Records obtained by the Miami Herald suggest that during the tenure of former chief Raimundo Atesiano, the command staff pressured some officers into targeting random black people to clear cases.
“If they have burglaries that are open cases that are not solved yet, if you see anybody black walking through our streets and they have somewhat of a record, arrest them so we can pin them for all the burglaries,” one cop, Anthony De La Torre, said in an internal probe ordered in 2014. “They were basically doing this to have a 100% clearance rate for the city.”
In a report from that probe, four officers — a third of the small force — told an outside investigator they were under marching orders to file the bogus charges to improve the department’s crime stats. Only De La Torre specifically mentioned targeting blacks, but former Biscayne Park village manager Heidi Shafran, who ordered the investigation after receiving a string of letters from disgruntled officers, said the message seemed clear for cops on the street.
“The letters said police were doing a lot of bad things,” Shafran told the Herald. “It said police officers were directed to pick up people of color and blame the crimes on them.”
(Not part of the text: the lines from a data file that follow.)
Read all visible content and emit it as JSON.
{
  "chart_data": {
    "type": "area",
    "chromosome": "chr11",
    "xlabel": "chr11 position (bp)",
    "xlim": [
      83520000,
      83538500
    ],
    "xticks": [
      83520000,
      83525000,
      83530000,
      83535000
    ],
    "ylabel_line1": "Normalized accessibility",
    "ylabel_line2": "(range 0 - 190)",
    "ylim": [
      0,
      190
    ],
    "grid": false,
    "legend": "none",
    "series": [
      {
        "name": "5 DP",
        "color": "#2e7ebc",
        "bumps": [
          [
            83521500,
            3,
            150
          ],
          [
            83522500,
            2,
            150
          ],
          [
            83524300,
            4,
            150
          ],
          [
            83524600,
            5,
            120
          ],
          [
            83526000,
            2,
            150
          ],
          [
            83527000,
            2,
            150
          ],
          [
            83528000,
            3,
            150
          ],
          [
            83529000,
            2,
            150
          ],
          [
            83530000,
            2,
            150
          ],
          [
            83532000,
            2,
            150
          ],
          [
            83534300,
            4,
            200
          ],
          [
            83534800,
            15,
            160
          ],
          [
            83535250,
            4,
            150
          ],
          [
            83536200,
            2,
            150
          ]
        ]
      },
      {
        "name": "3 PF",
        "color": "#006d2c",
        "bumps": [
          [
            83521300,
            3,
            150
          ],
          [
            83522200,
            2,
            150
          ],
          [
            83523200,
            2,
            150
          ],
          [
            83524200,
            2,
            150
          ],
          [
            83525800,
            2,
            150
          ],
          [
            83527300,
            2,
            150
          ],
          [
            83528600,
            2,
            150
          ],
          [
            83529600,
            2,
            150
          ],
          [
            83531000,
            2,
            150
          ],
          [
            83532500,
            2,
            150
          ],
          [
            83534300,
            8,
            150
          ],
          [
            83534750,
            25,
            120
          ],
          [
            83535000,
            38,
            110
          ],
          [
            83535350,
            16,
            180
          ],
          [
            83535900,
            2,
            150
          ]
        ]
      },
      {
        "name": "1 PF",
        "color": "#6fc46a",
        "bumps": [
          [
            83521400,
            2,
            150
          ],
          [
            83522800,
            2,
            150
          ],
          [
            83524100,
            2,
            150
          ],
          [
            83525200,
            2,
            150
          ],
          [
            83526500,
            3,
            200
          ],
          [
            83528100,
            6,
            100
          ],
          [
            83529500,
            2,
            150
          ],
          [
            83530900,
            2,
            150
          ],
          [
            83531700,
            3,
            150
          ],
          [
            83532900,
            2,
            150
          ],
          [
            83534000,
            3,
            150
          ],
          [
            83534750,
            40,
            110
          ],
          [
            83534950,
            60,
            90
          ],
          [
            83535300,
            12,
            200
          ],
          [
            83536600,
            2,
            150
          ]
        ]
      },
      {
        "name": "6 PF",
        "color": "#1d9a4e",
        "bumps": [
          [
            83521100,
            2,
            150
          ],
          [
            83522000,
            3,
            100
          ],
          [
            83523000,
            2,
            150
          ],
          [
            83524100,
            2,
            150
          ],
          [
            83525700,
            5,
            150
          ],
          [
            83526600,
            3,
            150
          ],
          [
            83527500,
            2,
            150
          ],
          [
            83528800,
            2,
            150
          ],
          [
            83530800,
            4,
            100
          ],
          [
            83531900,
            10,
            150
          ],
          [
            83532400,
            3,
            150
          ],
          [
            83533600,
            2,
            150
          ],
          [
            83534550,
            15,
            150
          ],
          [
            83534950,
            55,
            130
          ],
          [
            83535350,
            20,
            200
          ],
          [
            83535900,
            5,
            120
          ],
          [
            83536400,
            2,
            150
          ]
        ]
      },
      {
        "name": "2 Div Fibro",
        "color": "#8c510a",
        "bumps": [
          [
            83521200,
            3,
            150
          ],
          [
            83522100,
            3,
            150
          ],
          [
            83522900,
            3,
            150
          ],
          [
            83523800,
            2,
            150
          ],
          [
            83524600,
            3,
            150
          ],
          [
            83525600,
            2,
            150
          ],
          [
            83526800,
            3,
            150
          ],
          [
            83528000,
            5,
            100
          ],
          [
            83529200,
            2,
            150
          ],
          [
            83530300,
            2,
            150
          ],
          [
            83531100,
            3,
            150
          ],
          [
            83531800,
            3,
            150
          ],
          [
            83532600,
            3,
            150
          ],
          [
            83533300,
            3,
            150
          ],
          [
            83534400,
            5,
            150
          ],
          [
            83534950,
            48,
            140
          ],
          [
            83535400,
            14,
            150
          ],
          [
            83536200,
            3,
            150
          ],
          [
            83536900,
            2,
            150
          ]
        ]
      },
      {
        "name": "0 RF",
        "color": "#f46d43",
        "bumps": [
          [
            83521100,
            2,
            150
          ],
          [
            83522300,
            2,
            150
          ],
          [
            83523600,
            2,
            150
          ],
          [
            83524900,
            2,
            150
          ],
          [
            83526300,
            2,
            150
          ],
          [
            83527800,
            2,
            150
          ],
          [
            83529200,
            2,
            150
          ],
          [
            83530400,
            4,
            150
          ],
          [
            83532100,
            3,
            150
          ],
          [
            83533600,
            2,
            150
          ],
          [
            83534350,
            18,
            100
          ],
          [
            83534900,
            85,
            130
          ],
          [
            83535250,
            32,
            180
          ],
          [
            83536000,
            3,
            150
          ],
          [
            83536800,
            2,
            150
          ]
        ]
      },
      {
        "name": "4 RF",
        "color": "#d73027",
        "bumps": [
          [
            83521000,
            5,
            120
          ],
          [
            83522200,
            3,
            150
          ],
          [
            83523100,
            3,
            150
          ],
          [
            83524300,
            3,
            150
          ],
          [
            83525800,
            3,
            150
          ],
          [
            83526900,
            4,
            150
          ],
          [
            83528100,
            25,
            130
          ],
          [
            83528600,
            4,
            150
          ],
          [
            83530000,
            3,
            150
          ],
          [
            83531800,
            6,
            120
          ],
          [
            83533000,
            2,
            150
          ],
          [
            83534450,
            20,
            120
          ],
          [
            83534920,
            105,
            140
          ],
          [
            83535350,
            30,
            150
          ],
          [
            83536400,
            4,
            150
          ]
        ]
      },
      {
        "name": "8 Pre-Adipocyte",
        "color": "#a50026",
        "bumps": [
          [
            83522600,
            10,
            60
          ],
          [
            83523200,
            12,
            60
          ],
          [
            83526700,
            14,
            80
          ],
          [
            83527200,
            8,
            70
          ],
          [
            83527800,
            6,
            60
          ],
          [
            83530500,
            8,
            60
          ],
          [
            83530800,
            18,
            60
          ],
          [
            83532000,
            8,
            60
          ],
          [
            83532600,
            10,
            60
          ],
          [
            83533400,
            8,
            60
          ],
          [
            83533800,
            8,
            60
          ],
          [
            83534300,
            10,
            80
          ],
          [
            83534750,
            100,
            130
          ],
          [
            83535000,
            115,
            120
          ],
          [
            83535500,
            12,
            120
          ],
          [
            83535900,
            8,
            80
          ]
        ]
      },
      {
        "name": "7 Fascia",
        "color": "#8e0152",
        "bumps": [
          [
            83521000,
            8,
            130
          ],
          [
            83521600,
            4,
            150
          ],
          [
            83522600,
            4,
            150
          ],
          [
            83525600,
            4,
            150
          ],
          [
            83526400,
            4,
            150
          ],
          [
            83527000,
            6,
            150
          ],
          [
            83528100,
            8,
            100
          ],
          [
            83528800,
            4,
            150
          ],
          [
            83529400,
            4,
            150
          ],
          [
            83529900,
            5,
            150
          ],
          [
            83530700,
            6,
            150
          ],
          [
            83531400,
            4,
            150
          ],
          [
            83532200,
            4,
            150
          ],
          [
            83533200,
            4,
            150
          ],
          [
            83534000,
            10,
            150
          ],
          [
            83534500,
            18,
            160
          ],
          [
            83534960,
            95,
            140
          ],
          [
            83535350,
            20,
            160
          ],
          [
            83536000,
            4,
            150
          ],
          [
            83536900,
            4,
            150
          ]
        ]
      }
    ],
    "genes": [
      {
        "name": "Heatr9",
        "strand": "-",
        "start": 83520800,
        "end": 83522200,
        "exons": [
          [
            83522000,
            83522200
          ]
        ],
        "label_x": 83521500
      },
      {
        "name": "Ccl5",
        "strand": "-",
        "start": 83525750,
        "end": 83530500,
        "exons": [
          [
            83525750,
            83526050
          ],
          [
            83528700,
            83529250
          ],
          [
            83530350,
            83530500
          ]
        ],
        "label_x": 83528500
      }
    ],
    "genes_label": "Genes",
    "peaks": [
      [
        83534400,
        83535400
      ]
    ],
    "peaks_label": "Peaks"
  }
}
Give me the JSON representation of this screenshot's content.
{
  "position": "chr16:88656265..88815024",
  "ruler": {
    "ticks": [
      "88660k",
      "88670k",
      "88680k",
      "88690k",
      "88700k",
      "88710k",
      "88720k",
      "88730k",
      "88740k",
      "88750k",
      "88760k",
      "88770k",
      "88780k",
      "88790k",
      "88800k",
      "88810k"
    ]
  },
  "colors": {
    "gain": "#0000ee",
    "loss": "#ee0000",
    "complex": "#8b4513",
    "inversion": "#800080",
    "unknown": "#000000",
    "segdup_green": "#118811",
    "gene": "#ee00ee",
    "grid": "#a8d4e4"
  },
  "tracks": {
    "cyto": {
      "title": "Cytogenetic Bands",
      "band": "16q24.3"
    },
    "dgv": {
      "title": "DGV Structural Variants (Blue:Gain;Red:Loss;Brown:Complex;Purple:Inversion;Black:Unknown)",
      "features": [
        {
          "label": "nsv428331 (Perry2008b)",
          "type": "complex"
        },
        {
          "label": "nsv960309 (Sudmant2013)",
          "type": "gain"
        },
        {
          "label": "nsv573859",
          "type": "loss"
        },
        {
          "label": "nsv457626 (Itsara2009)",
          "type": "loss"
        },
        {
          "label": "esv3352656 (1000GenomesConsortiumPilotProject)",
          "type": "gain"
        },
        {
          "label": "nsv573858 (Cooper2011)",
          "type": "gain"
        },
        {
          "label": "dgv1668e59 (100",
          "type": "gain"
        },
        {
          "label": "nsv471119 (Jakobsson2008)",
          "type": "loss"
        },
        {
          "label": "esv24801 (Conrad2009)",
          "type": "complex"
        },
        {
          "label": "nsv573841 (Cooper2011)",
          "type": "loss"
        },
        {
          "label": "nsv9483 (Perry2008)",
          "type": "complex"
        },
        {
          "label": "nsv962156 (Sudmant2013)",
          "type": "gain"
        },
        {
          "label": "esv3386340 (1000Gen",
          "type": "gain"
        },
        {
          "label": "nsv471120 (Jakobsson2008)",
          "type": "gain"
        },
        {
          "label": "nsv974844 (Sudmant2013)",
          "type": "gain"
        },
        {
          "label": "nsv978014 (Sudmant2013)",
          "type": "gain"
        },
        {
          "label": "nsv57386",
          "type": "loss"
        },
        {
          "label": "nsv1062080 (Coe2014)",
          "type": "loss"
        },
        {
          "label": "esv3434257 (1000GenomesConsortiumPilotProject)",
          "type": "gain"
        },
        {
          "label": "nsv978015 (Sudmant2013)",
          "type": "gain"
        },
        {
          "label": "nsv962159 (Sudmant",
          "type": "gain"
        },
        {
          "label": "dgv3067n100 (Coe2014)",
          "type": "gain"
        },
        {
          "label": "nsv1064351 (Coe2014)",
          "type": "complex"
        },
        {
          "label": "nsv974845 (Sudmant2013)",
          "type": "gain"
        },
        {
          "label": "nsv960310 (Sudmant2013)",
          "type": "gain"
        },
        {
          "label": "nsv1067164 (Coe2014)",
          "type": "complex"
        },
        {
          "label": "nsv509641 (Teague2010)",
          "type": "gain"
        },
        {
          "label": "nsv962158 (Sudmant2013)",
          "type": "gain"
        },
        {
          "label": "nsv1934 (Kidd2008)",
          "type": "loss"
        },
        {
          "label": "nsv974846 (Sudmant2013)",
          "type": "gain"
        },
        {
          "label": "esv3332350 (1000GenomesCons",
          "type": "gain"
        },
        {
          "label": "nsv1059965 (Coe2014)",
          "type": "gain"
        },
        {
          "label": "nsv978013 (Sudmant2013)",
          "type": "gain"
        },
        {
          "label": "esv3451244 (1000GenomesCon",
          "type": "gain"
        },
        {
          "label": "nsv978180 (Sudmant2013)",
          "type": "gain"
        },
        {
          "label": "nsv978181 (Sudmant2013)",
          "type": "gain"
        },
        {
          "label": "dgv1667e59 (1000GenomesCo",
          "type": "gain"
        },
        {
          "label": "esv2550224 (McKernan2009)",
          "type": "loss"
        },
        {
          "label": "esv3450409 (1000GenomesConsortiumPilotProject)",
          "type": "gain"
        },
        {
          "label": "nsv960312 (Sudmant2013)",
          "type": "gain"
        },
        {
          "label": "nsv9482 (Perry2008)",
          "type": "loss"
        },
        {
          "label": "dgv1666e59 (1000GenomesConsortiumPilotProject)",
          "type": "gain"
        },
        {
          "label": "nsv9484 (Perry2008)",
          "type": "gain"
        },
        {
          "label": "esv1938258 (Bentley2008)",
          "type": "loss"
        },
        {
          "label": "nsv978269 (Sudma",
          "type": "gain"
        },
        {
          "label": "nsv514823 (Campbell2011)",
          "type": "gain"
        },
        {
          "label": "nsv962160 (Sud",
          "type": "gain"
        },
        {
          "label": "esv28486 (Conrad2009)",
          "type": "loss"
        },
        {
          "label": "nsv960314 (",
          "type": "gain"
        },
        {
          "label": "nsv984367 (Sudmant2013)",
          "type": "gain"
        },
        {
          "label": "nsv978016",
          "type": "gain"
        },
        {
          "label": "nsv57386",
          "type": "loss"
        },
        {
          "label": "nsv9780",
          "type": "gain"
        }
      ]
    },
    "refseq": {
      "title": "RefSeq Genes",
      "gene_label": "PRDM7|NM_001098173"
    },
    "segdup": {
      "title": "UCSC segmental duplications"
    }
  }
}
Beyond the apparent race targeting, the report submitted by Scott C. Nolan in Fairfax — never reviewed in village commission meetings — described a department run like a dysfunctional frat house. It outlines allegations that the brass openly drank on duty, engaged in a host of financial shenanigans and that the No. 2 in command during the period, Capt. Lawrence Churchman, routinely spouted racist and sexist insults.